Though Chef is in the practical class with us, he’s more observing than teaching. If we are really struggling with a technique, like on the day we trussed a chicken, he will come by and assist. Or if he sees that our mushrooms have been reduced to charcoal, he’ll move them off the hotplate for us. But other than that, we are on our own. It’s time for us to trust our notes, our instincts and learn.
I hear a lot of wonderful sounds. In the beginning, the lighting of pilot lights and the other students turning on their ovens. Next, the ringing and clanging of pots and pans, bowls and trays as we organize and start. Then it’s the crisp, strong sounds of chopping, and the squirt of water spraying as someone quickly cleans a pot or bowl that is needed in the next phase of production.
Next comes the aromas. Chef tells us that our best timer is our nose, and that learning the smells from start to finish will ensure the food is always perfectly cooked. As cooking begins, the aromas are acidic, from the onions or shallots. As they simmer in butter on the stove, the strong aroma transforms into a sweetness that is both comforting and appetizing. Soon, our class will be cooking the other ingredients, mixing the smells of meat, vegetables, and starches.

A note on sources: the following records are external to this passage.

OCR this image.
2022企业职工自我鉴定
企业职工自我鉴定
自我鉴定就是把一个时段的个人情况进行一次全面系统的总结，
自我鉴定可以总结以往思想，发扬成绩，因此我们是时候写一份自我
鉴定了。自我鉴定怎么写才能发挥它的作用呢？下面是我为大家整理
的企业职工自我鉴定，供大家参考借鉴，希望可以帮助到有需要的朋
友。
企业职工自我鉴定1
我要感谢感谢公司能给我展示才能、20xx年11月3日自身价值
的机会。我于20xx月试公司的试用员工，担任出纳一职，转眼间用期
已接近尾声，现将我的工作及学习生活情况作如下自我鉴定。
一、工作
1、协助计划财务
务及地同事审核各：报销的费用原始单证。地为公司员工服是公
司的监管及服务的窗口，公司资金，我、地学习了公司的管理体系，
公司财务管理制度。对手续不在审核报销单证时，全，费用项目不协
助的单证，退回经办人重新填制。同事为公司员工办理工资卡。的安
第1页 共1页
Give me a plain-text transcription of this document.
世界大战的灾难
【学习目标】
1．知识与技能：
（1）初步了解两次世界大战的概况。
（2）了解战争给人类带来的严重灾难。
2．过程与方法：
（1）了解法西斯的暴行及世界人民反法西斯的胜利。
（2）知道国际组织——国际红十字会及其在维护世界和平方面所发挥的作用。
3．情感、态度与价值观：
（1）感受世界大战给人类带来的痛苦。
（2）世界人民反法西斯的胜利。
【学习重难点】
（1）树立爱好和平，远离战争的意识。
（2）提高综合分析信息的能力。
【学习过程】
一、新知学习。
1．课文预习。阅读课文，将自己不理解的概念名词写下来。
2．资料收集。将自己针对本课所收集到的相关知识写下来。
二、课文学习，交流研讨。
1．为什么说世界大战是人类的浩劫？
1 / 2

Each aroma has such a powerful association with memory that sometimes it’s hard to concentrate on completing my work. Sometimes it’s the smells of a winter holiday that I associate with a thick beef sauce reduction, or maybe the smells of the pine forest near my home in California as juniper berries are added to the meat. Or sometimes it’s the odor of a summer campfire, and then I know I’m trouble and hope I can find a creative solution. Especially in the practical room, with my back to the stove, it’s important to follow the scents. My nose has to be my second set of eyes.
Other times, when I’m lucky, my work plan indicates that I have to stay with the food and not leave it to cook or simmer on its own. It might be an omelette, a fillet of salmon, or a rack of lamb. At these moments, I am able to stay with the food and take it through each stage of cooking.
And after the initial sounds and aromas, the moment where it all comes together for me is the lovely chante, or singing, of an ingredient that is being cooked at the proper temperature. This is when food is transformed into a work of art. At this point, I too want to sing. This is the moment I always take a breath and think, “I’m cooking in at Le Cordon Bleu.” This is my favorite moment of cooking, even more than plating or eating. I could stand at my station, breathing in the aromas, listening to the sizzle, and just making my ingredients chante all day long.
Salmon cooked stove top, then the crust placed under a broiler
But throughout these moments of listening and smelling and reverie, my mind is trying to manage the schedule. Do I still have enough time for the sauce at the end? If I’m behind schedule, is there somewhere I can make up time – like potato peeling, or raising my oven temperature. It’s always a struggle to mentally move out of the symphony of kitchen sounds and smells and into the world of calculations. But because I only have two and a half hours, I must.